Will the unemployment rate (U-3) be above 4.3% in April?

The Setup

The market asks if the official U.S. unemployment rate will hit 4.4% or higher in April 2026. Traders are currently pricing a 39% chance of a rise, weighing a recent drop in labor force participation against historically low jobless claims. This is a critical test of whether the current low-hire, low-fire regime can maintain the headline rate.

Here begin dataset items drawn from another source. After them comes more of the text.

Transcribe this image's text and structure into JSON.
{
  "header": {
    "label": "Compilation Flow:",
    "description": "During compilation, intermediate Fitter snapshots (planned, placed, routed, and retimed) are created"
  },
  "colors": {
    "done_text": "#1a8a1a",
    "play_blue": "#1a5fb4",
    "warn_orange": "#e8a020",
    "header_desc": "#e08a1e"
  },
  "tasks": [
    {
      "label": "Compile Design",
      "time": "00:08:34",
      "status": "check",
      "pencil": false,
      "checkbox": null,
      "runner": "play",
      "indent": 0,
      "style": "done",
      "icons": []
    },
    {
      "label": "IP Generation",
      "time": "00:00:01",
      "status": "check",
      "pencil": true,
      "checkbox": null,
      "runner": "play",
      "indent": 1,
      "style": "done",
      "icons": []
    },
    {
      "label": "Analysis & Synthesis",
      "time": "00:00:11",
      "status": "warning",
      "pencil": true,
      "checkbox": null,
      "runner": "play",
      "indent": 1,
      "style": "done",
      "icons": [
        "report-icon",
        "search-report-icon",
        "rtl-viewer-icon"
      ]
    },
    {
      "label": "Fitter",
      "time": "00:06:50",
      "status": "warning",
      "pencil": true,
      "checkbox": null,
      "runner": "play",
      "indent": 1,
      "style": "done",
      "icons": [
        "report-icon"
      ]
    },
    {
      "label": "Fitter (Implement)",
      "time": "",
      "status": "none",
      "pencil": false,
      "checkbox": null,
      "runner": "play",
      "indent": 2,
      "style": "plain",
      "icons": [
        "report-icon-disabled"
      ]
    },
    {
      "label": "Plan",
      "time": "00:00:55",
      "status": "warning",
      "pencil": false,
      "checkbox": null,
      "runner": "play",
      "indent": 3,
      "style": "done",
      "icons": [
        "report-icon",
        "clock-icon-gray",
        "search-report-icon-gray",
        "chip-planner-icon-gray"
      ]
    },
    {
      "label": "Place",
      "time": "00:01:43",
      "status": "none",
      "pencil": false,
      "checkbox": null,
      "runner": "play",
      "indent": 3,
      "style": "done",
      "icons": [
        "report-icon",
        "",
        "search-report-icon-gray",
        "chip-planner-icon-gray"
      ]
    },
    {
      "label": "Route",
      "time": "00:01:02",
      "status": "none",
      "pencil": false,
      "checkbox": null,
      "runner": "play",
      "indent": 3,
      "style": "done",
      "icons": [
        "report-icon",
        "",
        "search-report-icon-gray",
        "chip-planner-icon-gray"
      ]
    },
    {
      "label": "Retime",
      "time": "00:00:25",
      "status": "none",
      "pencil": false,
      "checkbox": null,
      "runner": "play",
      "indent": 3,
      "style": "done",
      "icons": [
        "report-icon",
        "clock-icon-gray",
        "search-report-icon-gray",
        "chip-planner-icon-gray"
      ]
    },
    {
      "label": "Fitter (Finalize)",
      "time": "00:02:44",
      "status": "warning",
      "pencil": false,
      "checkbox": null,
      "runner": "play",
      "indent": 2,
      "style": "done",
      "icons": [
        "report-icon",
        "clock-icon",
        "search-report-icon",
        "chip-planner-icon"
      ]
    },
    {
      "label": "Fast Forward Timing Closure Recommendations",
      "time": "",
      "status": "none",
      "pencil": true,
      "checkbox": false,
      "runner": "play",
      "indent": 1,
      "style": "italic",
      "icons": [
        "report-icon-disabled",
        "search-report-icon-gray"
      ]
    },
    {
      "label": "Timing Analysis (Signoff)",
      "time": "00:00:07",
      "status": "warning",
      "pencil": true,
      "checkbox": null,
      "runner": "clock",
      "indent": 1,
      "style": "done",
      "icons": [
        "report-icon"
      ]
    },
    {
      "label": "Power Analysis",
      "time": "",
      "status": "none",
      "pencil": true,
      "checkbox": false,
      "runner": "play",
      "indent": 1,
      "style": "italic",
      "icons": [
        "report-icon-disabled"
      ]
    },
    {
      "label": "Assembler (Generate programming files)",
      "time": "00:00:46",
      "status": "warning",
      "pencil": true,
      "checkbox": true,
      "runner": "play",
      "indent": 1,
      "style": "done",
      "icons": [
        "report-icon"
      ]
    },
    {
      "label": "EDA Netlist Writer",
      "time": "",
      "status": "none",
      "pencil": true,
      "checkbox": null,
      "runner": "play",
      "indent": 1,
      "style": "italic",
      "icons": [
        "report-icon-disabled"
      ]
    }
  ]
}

March's unrounded unemployment rate of 4.256% means the April print needs a massive 0.094 percentage point jump to trigger a YES payout.

Market
61c
Our Estimate
60-80c
Edge
+9c

Bull Case

The strongest structural advantage for a stable or lower unemployment rate lies in the unrounded math from the March Employment Situation report. The official March rate was 4.3%, but the unrounded figure was 4.256%. Because the Bureau of Labor Statistics rounds to the nearest tenth, the rate only needs to fall by 0.007 percentage points to round down to 4.2%. Conversely, to resolve YES, the rate must round up to 4.4% (hitting at least 4.35%), demanding a full 0.094 percentage point increase. This equates to adding roughly 160,000 net unemployed persons in a single month. Real-time labor market data shows no catalyst for such a sudden spike in unemployment. Initial jobless claims for the April reference week (ending April 18) came in at a historically low 214,000, with the four-week moving average sitting at a healthy 210,750. This confirms the economy remains in a low-fire stasis. Furthermore, major April layoff announcements from companies like Meta and Microsoft occurred after the April 12-18 survey week, delaying their impact on the U-3 rate until May. Finally, the establishment survey showed a robust 178,000 jobs added in March, significantly beating expectations. While the household survey can diverge, the underlying trend of steady job creation in sectors like healthcare and construction provides a strong macroeconomic tailwind against a sudden spike in the unemployment rate.

Bear Case

The primary risk to a stable unemployment rate is the inherent volatility of the household survey, specifically regarding labor force participation. In March, the labor force unexpectedly shrank by 396,000 people, pushing the participation rate down to 61.9%. This mass exit artificially depressed the unemployment rate. If the participation rate simply mean-reverts to its February level of 62.0% in April, hundreds of thousands of people will re-enter the labor force. If they do not immediately secure employment, they will be counted as unemployed, easily bridging the 160,000-person gap needed to hit 4.4%. Additionally, while initial claims remain low, continuing claims have been slowly creeping upward, reaching 1.821 million for the week ending April 11. This indicates that while workers are not being fired at high rates, those who are unemployed are finding it increasingly difficult to secure new roles. If hiring continues to slow, the natural churn of the labor market could result in a net increase in unemployed persons. Furthermore, the household survey measure of employment actually fell in both February (-185,000) and March (-64,000), diverging negatively from the headline payroll numbers. If this trend of household employment contraction continues for a third consecutive month, combined with any normalization in labor force participation, a 4.4% print is highly achievable.

What Could Go Wrong

IF the March drop in labor force participation (-396,000) was a one-month statistical anomaly that fully reverses in April, THEN the influx of returning job-seekers could mechanically push the unemployment rate above 4.35%, resolving the market YES. IF the divergence between the establishment survey (strong job growth) and the household survey (falling employment) resolves with the household survey continuing its downward trend, THEN the number of unemployed persons will rise enough to hit the 4.4% threshold.